Richard Feldman on new language adoption in the LLM age

17 points by jerodsanto


andyc

Hm interesting!

On Zig being well represented in Claude - I haven’t tried it, but yeah the models get better, so it doesn’t surprise me if it’s good now, and if it gets better.

I saw someone say “LLMs aren’t good at Rust”, but I’d expect that to get better too.


On porting code from one language to another – There’s an interesting tradeoff between reuse and duplication.

which is mentioned here too: https://crawshaw.io/blog/programming-with-llms

There was a programming movement some 25 years ago focused around the principle “don’t repeat yourself.” As is so often the case with short snappy principles taught to undergrads, it got taken too far.

….

The past 10-15 years has seen a far more tempered approach to writing code, with many programmers understanding it is better to reimplement a concept if the cost of sharing the implementation is higher than the cost of implementing and maintaining separate code.

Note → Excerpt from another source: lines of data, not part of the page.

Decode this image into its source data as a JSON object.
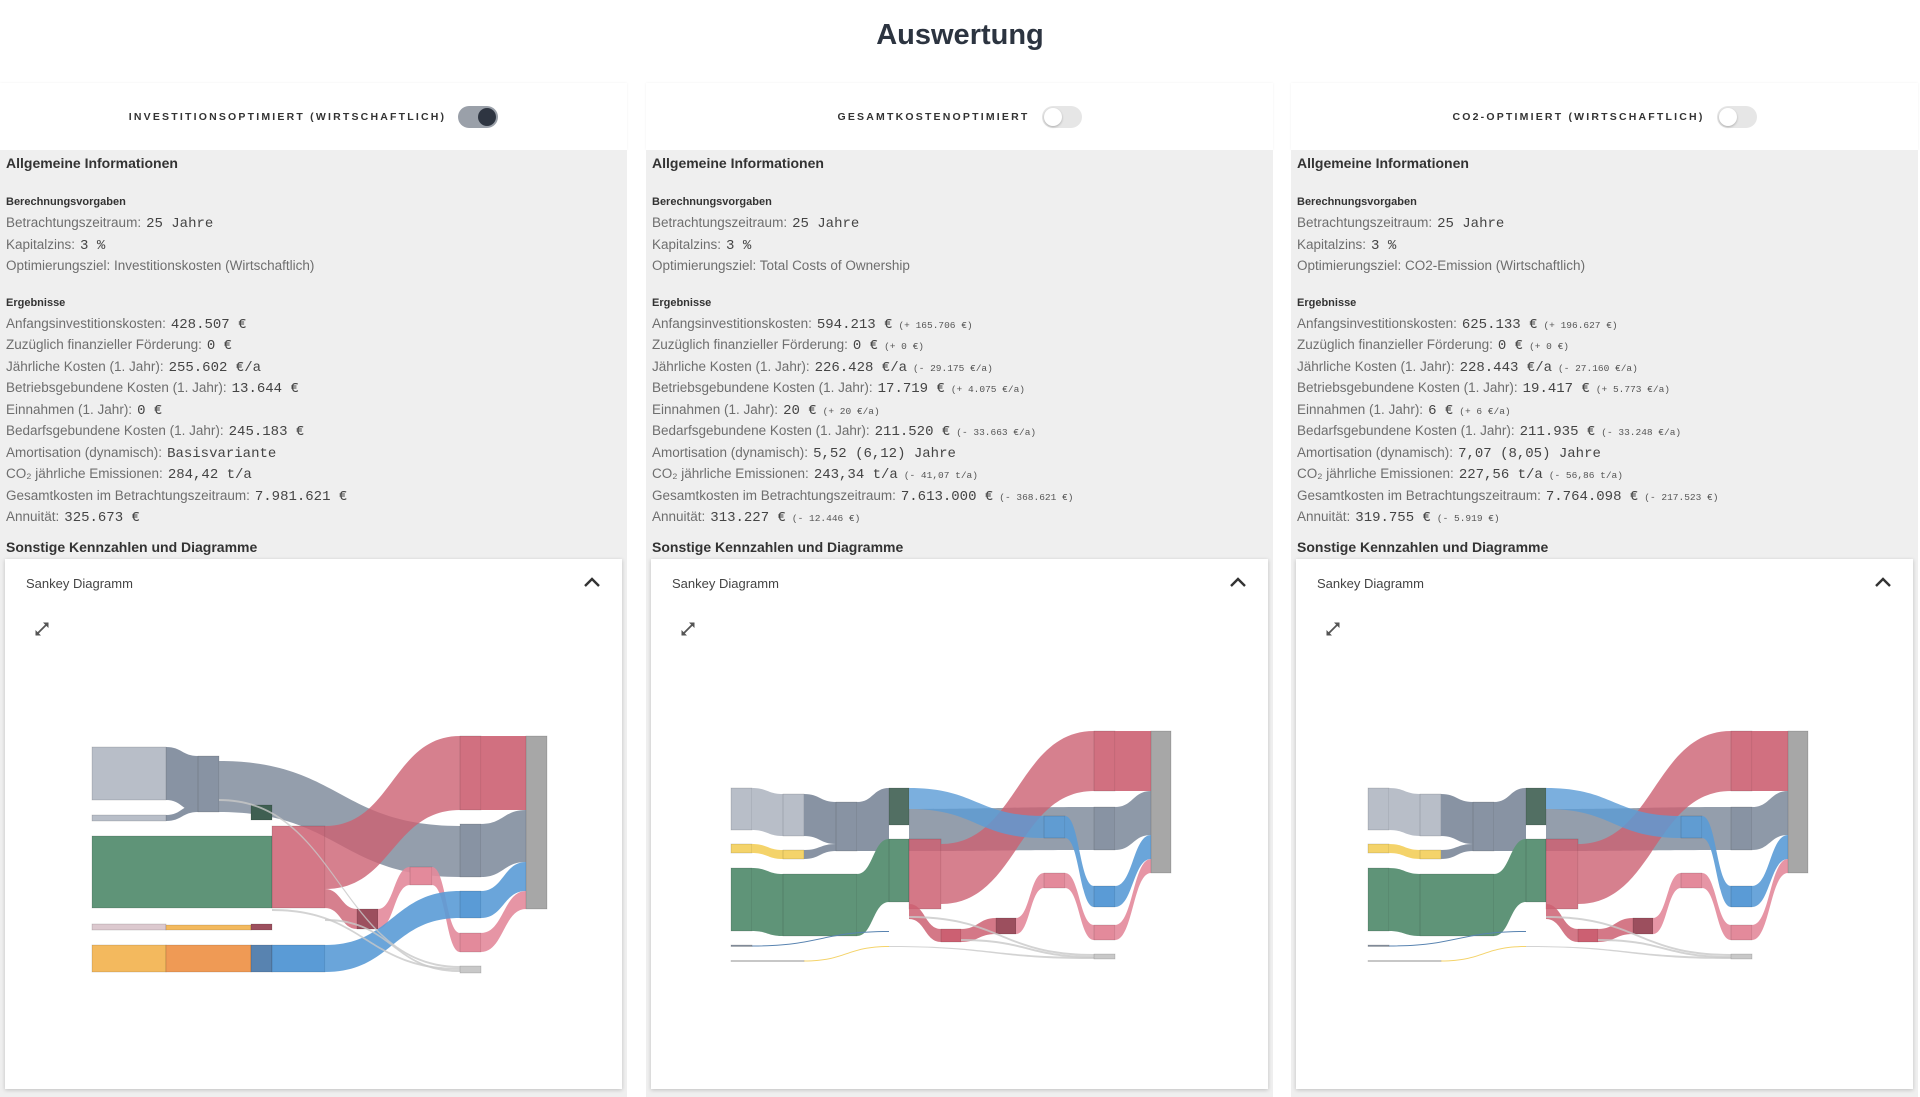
{
  "page_title": "Auswertung",
  "colors": {
    "lightgray": "#b8bec8",
    "graublue": "#8893a3",
    "green": "#5f9478",
    "darkgreen": "#3f5f52",
    "red": "#cc6072",
    "darkred": "#9c4f5e",
    "pink": "#e38a9b",
    "blue": "#5a9bd6",
    "darkblue": "#5883b0",
    "orange": "#ef9a55",
    "yelloworange": "#f3b95e",
    "yellow": "#f4d36a",
    "palepink": "#dcc9cf",
    "final": "#a7a7a7",
    "thin": "#c8c8c8"
  },
  "panels": [
    {
      "toggle_label": "INVESTITIONSOPTIMIERT (WIRTSCHAFTLICH)",
      "toggle_on": true,
      "info_heading": "Allgemeine Informationen",
      "calc_heading": "Berechnungsvorgaben",
      "calc": [
        {
          "label": "Betrachtungszeitraum:",
          "value": "25 Jahre"
        },
        {
          "label": "Kapitalzins:",
          "value": "3 %"
        },
        {
          "label": "Optimierungsziel: Investitionskosten (Wirtschaftlich)",
          "value": ""
        }
      ],
      "results_heading": "Ergebnisse",
      "results": [
        {
          "label": "Anfangsinvestitionskosten:",
          "value": "428.507 €",
          "delta": ""
        },
        {
          "label": "Zuzüglich finanzieller Förderung:",
          "value": "0 €",
          "delta": ""
        },
        {
          "label": "Jährliche Kosten (1. Jahr):",
          "value": "255.602 €/a",
          "delta": ""
        },
        {
          "label": "Betriebsgebundene Kosten (1. Jahr):",
          "value": "13.644 €",
          "delta": ""
        },
        {
          "label": "Einnahmen (1. Jahr):",
          "value": "0 €",
          "delta": ""
        },
        {
          "label": "Bedarfsgebundene Kosten (1. Jahr):",
          "value": "245.183 €",
          "delta": ""
        },
        {
          "label": "Amortisation (dynamisch):",
          "value": "Basisvariante",
          "delta": ""
        },
        {
          "label": "CO₂ jährliche Emissionen:",
          "value": "284,42 t/a",
          "delta": ""
        },
        {
          "label": "Gesamtkosten im Betrachtungszeitraum:",
          "value": "7.981.621 €",
          "delta": ""
        },
        {
          "label": "Annuität:",
          "value": "325.673 €",
          "delta": ""
        }
      ],
      "other_heading": "Sonstige Kennzahlen und Diagramme",
      "card_title": "Sankey Diagramm"
    },
    {
      "toggle_label": "GESAMTKOSTENOPTIMIERT",
      "toggle_on": false,
      "info_heading": "Allgemeine Informationen",
      "calc_heading": "Berechnungsvorgaben",
      "calc": [
        {
          "label": "Betrachtungszeitraum:",
          "value": "25 Jahre"
        },
        {
          "label": "Kapitalzins:",
          "value": "3 %"
        },
        {
          "label": "Optimierungsziel: Total Costs of Ownership",
          "value": ""
        }
      ],
      "results_heading": "Ergebnisse",
      "results": [
        {
          "label": "Anfangsinvestitionskosten:",
          "value": "594.213 €",
          "delta": "(+ 165.706 €)"
        },
        {
          "label": "Zuzüglich finanzieller Förderung:",
          "value": "0 €",
          "delta": "(+ 0 €)"
        },
        {
          "label": "Jährliche Kosten (1. Jahr):",
          "value": "226.428 €/a",
          "delta": "(- 29.175 €/a)"
        },
        {
          "label": "Betriebsgebundene Kosten (1. Jahr):",
          "value": "17.719 €",
          "delta": "(+ 4.075 €/a)"
        },
        {
          "label": "Einnahmen (1. Jahr):",
          "value": "20 €",
          "delta": "(+ 20 €/a)"
        },
        {
          "label": "Bedarfsgebundene Kosten (1. Jahr):",
          "value": "211.520 €",
          "delta": "(- 33.663 €/a)"
        },
        {
          "label": "Amortisation (dynamisch):",
          "value": "5,52 (6,12) Jahre",
          "delta": ""
        },
        {
          "label": "CO₂ jährliche Emissionen:",
          "value": "243,34 t/a",
          "delta": "(- 41,07 t/a)"
        },
        {
          "label": "Gesamtkosten im Betrachtungszeitraum:",
          "value": "7.613.000 €",
          "delta": "(- 368.621 €)"
        },
        {
          "label": "Annuität:",
          "value": "313.227 €",
          "delta": "(- 12.446 €)"
        }
      ],
      "other_heading": "Sonstige Kennzahlen und Diagramme",
      "card_title": "Sankey Diagramm"
    },
    {
      "toggle_label": "CO2-OPTIMIERT (WIRTSCHAFTLICH)",
      "toggle_on": false,
      "info_heading": "Allgemeine Informationen",
      "calc_heading": "Berechnungsvorgaben",
      "calc": [
        {
          "label": "Betrachtungszeitraum:",
          "value": "25 Jahre"
        },
        {
          "label": "Kapitalzins:",
          "value": "3 %"
        },
        {
          "label": "Optimierungsziel: CO2-Emission (Wirtschaftlich)",
          "value": ""
        }
      ],
      "results_heading": "Ergebnisse",
      "results": [
        {
          "label": "Anfangsinvestitionskosten:",
          "value": "625.133 €",
          "delta": "(+ 196.627 €)"
        },
        {
          "label": "Zuzüglich finanzieller Förderung:",
          "value": "0 €",
          "delta": "(+ 0 €)"
        },
        {
          "label": "Jährliche Kosten (1. Jahr):",
          "value": "228.443 €/a",
          "delta": "(- 27.160 €/a)"
        },
        {
          "label": "Betriebsgebundene Kosten (1. Jahr):",
          "value": "19.417 €",
          "delta": "(+ 5.773 €/a)"
        },
        {
          "label": "Einnahmen (1. Jahr):",
          "value": "6 €",
          "delta": "(+ 6 €/a)"
        },
        {
          "label": "Bedarfsgebundene Kosten (1. Jahr):",
          "value": "211.935 €",
          "delta": "(- 33.248 €/a)"
        },
        {
          "label": "Amortisation (dynamisch):",
          "value": "7,07 (8,05) Jahre",
          "delta": ""
        },
        {
          "label": "CO₂ jährliche Emissionen:",
          "value": "227,56 t/a",
          "delta": "(- 56,86 t/a)"
        },
        {
          "label": "Gesamtkosten im Betrachtungszeitraum:",
          "value": "7.764.098 €",
          "delta": "(- 217.523 €)"
        },
        {
          "label": "Annuität:",
          "value": "319.755 €",
          "delta": "(- 5.919 €)"
        }
      ],
      "other_heading": "Sonstige Kennzahlen und Diagramme",
      "card_title": "Sankey Diagramm"
    }
  ]
}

In other words, LLMs make bespoke code cheap. I think this is right, but it will ALSO be taken too far!

As with most things, I view it as a combinatorial / scaling problem. The cost of ~100K or ~1M lines of LLM-translated code in an application is not zero … in terms of the humans who have to work with it

A future where say the Go, Zig, Rust, Swift, Roc ecosystems are constantly LLM-porting each other’s code back and forth seems a little silly. We’re going to take it too far, and probably swing back back to plain-old API design / language design / library reuse, which are hard things …


On the larger question about new programming languages …

One way to view programming language design is as a form of compression … [1] You’re trying to express some class of programs in a syntax and semantics that is easy for both a human and computer to understand

And I think that is going to survive, for fundamental reasons. LLMs don’t change the “human” part – if anything, they amplify its importance!

A thought experiment: Do you expect LLMs to generate raw assembly code, making programming languages obsolete?

I claim that if you do, then you have misunderstood what LLMs are … they are language wizards, and they LIKE using different programming languages.

So my intuition is that these three things are basically the same:

  1. the program that is most compressed
    • Consider using C versus Python for the same program - the C will be longer
  2. the program written in the most “appropriate” programming language
  3. the language that an LLM will create the fewest bugs in, with respect to a particular problem
    • this is the language they “like”, if you want to anthropomorphize

So if you believe that, then programming language design is still valuable, and there will be future progress in the field. (I also suspect that LLMs will “like” to develop their OWN DSLs / languages to solve problems, for the same fundamental reason of compression)

I’m not sure if anyone has written about this, but if so, I’d like to see it ! (or an argument against it)


[1] Similar to LLMs themselves being a form of compression: https://bellard.org/ts_zip/

FWIW, https://oils.pub/ is a bit hedged – LLMs are extremely good at writing OSH, because it’s the most bash-compatible shell - https://pages.oils.pub/spec-compat/2025-06-26/renamed-tmp/spec/compat/TOP.html

On the other hand, you can say that “YSH is for humans” … it has more power than bash, but it’s smaller and easier to remember (or will be, once we finish disallowing the bash features that have been generalized / replaced)

I just got word that one of our contributors replaced a ~2500 line bash script with a ~2000 line YSH script at work, with HUMAN coworkers who didn’t know YSH beforehand. So that is a good sign!